For the French multinational Alstom, setting up of a rolling stock manufacturing unit at Sri City in Andhra Pradesh could be the beginning of a new phase in its transport business in India.
Though the facility is being created initially to make coaches for the Chennai Metro, it could become a sourcing hub for its projects in India and other countries.
According to Mr Henri Poupart Lafarge, President, Alstom’s transport business, the Sri City venture was in line with the company’s strategy to be closer to its clients as also an indicator of its expanding global footprint.
“Sri City factory is not only to cater to our operations in India but also to the rest of the world; we are pushing our global footprint towards the fastest growing markets that includes India, Latin America and the Middle East,” Mr Lafarge said.
Alstom will spend €30 million to develop the Sri City facility. The investment may not be large, considering similar manufacturing projects in the automotive sector. But the project will bring in new technology and engineering capabilities that could help make modern metro trains locally.
Initially, the extent of indigenisation will be 40 cent, but will eventually go up to 80 per cent, he said. Besides, the projects could attract investments in India by Alstom’s global vendors and also fuel development of domestic ancillary units.
The facility, being built in an area of 156 acres, is scheduled for commissioning in this September. The first set of rolling stock is expected to roll out in January, 2014.
The fists set of steel cars for the Chennai Metro is being built in Alstom’s factory in Brazil. The cars built in India too will be identical.
The €243-million order from the Chennai Metro Rail for supply of 168 cars seems to have encouraged Alstom to explore other metro projects in the country more vigorously.
Mr Lafarge believes that the company is well placed to take advantage of the growing opportunities in metro rail projects in India, despite tough competition from other global players.
Talking to a group of visiting Indian journalists in Paris, he said, the company will bid for the third phase of the Delhi Metro and other projects in the country. Earlier, Alstom had supplied the signalling system for the Delhi Metro. It also has a contract from the Bangalore Metro for signalling equipment.
The company has an order for the train control system for Jaipur metro. Other urban rail projects, including Kochi Metro, Hyderabad, expansions in Bangalore and Kolkata are expected to come up in the near future.
Alstom’s Bangalore facility provides application engineering for a number of its projects in Europe and Asia. The centre is now being converted into a group R&D centre.

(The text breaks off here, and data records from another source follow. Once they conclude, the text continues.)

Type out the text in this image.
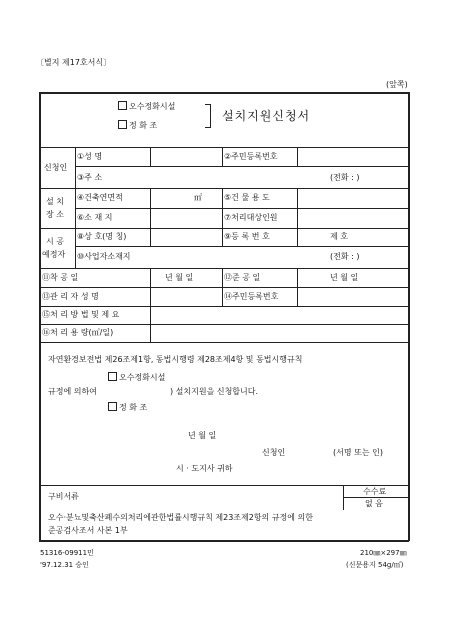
〔별지 제17호서식〕
(앞쪽)
오수정화시설
정 화 조
설치지원신청서
신청인
①성 명	②주민등록번호
③주 소	(전화 : )
설 치
장 소
④건축연면적	㎡	⑤건 물 용 도
⑥소 재 지	⑦처리대상인원
시 공
예정자
⑧상 호(명 칭)	⑨등 록 번 호	제 호
⑩사업자소재지	(전화 : )
⑪착 공 일	년 월 일	⑫준 공 일	년 월 일
⑬관 리 자 성 명	⑭주민등록번호
⑮처 리 방 법 및 제 요
⑯처 리 용 량(㎥/일)
자연환경보전법 제26조제1항, 동법시행령 제28조제4항 및 동법시행규칙
오수정화시설
규정에 의하여	) 설치지원을 신청합니다.
정 화 조
년 월 일
신청인	(서명 또는 인)
시 · 도지사 귀하
구비서류
수수료
없 음
오수·분뇨및축산폐수의처리에관한법률시행규칙 제23조제2항의 규정에 의한
준공검사조서 사본 1부
51316-09911민
'97.12.31 승인
210㎜×297㎜
(신문용지 54g/㎡)
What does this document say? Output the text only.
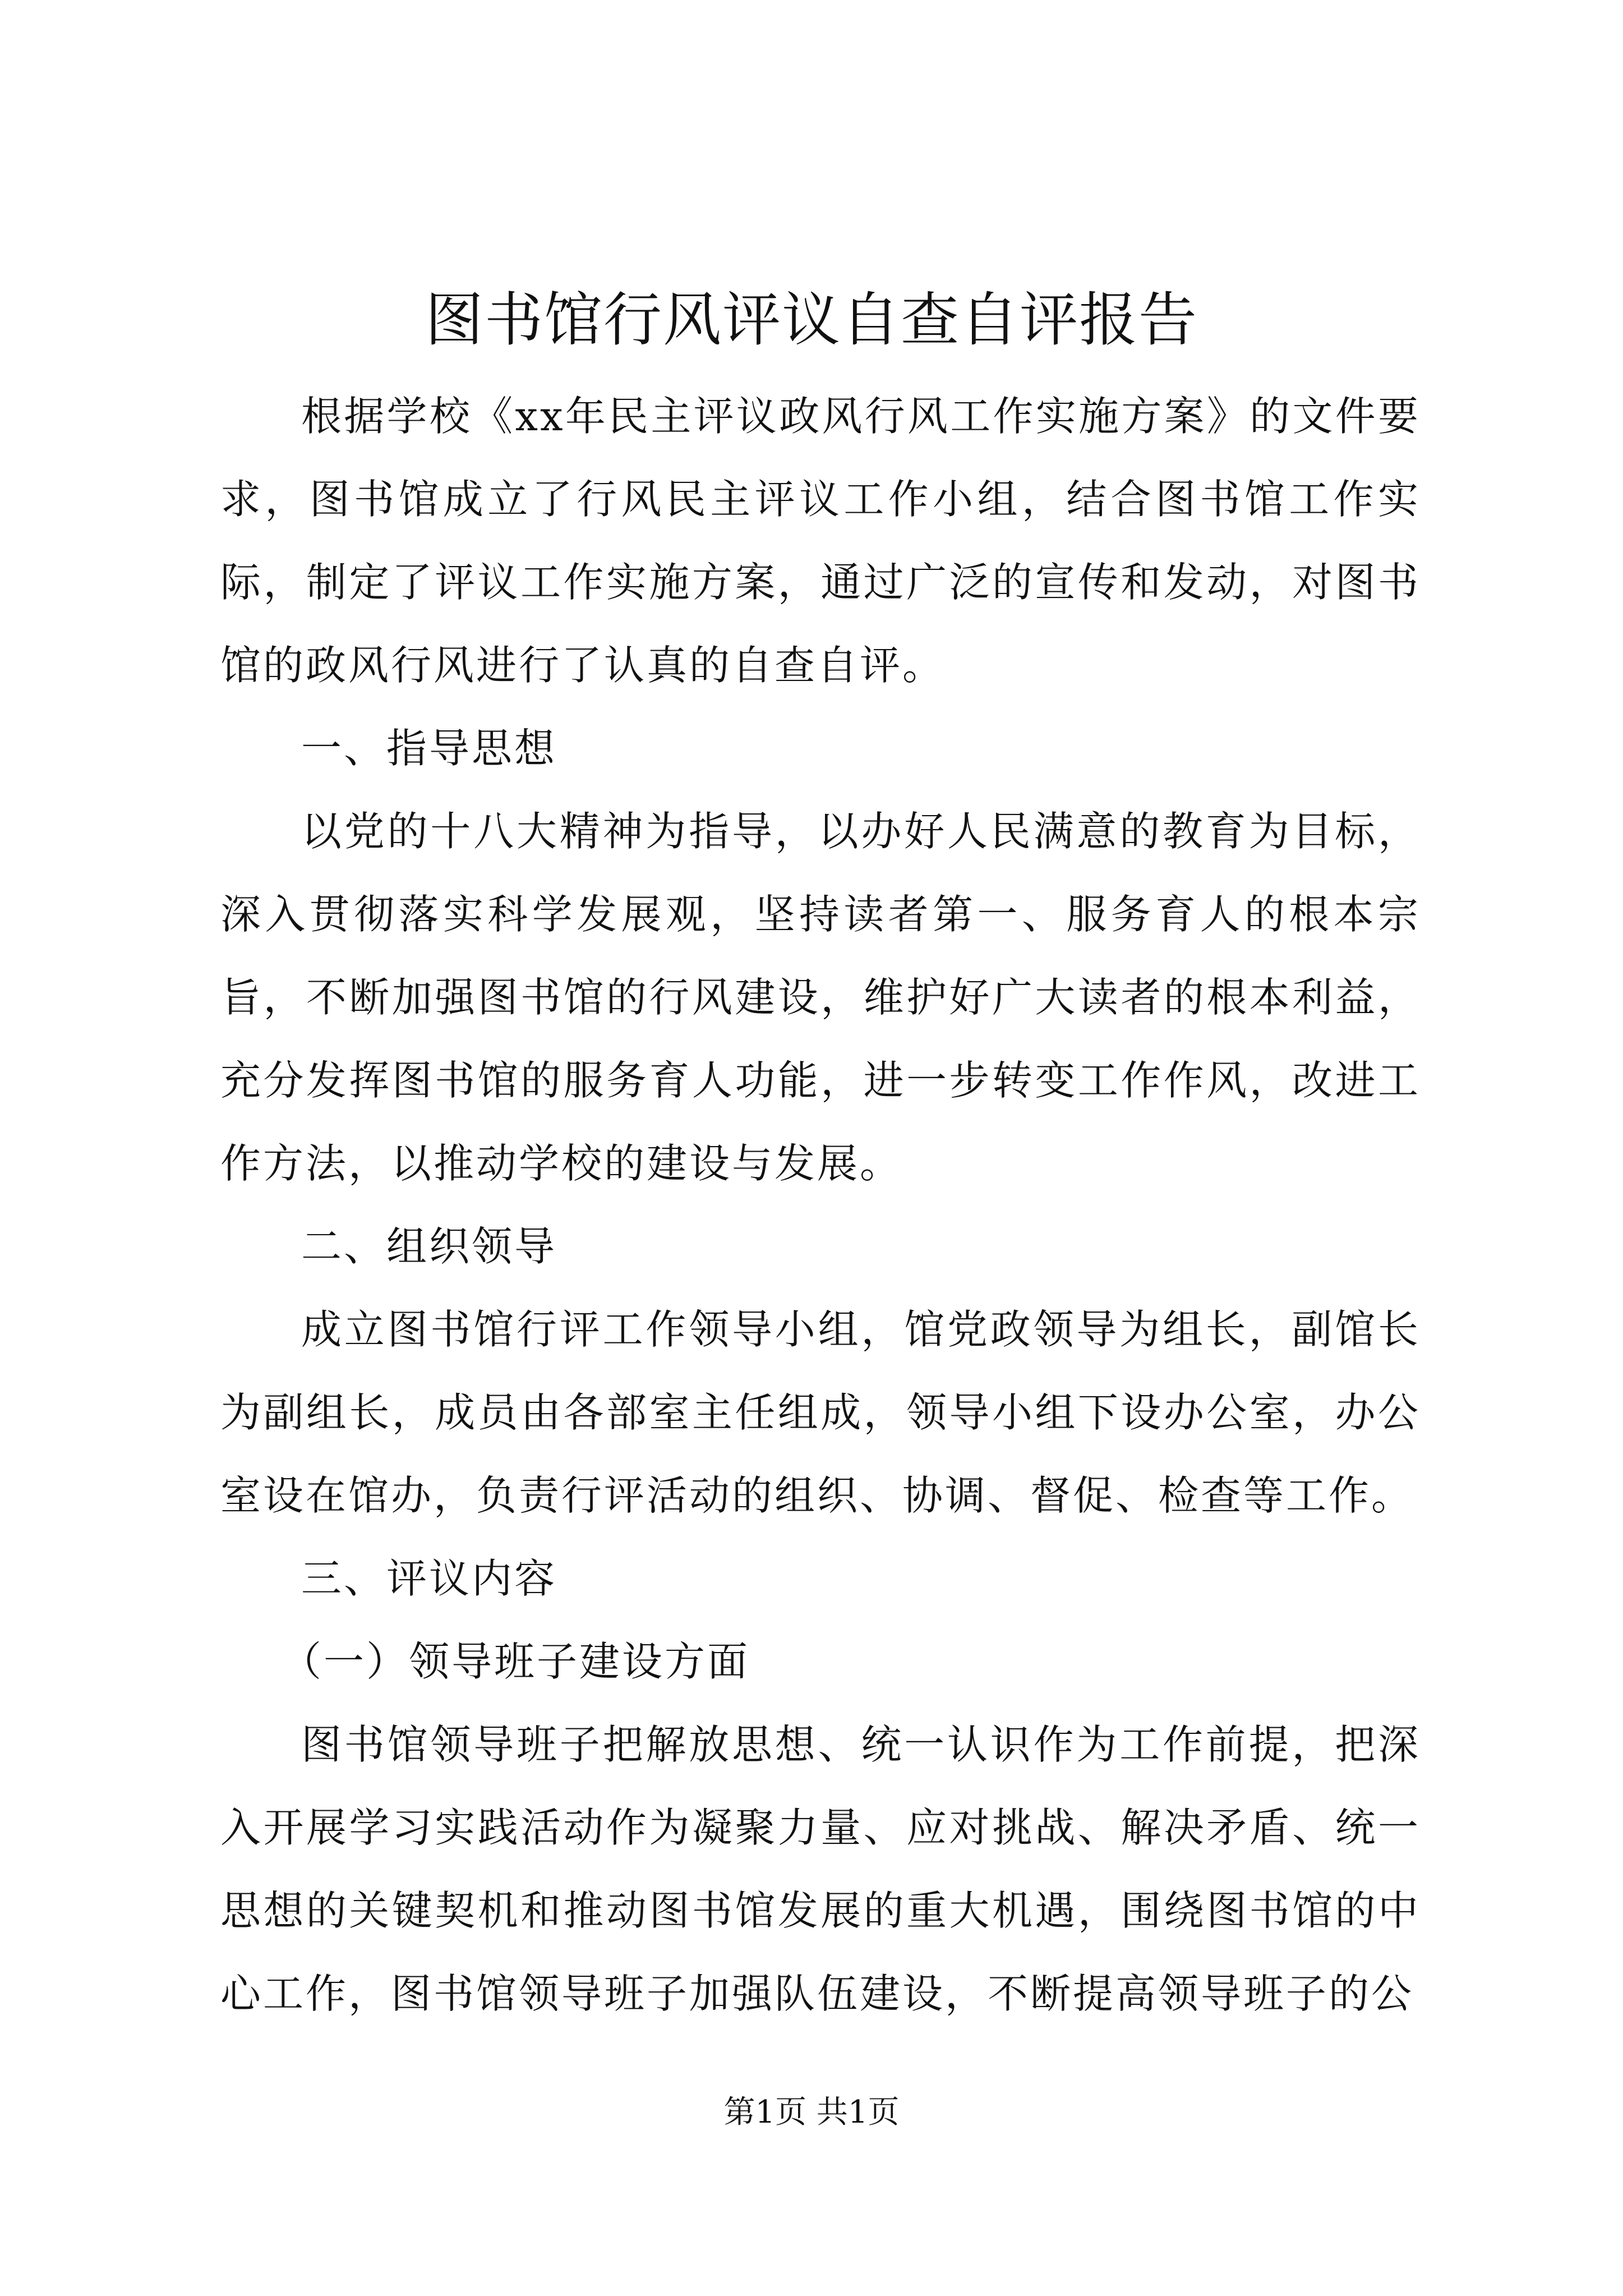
图书馆行风评议自查自评报告

根据学校《xx年民主评议政风行风工作实施方案》的文件要求，图书馆成立了行风民主评议工作小组，结合图书馆工作实际，制定了评议工作实施方案，通过广泛的宣传和发动，对图书馆的政风行风进行了认真的自查自评。

一、指导思想

以党的十八大精神为指导，以办好人民满意的教育为目标，深入贯彻落实科学发展观，坚持读者第一、服务育人的根本宗旨，不断加强图书馆的行风建设，维护好广大读者的根本利益，充分发挥图书馆的服务育人功能，进一步转变工作作风，改进工作方法，以推动学校的建设与发展。

二、组织领导

成立图书馆行评工作领导小组，馆党政领导为组长，副馆长为副组长，成员由各部室主任组成，领导小组下设办公室，办公室设在馆办，负责行评活动的组织、协调、督促、检查等工作。

三、评议内容

（一）领导班子建设方面

图书馆领导班子把解放思想、统一认识作为工作前提，把深入开展学习实践活动作为凝聚力量、应对挑战、解决矛盾、统一思想的关键契机和推动图书馆发展的重大机遇，围绕图书馆的中心工作，图书馆领导班子加强队伍建设，不断提高领导班子的公

第1页 共1页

Alstom, a major player in building high-speed trains, also sees opportunities in India, where it had associated with Indian Railways in the past. Its Coimbatore unit, set up in 1999, manufactures a range of traction and signalling equipment mainly for the Indian market.
Globally, transport business contributes only 25 per cent of the company’s revenue as the major share comes from the power business. This is the case in India too.
However, Mr Lafarge expects transport business to grow faster in the emerging markets with a number of cities planning metro rail services.
Despitethe Euro zone financial crisis, Alstom continues to have orders in the homemarket. Currently the company is engaged in a major project for automating line-1of the Paris Metro.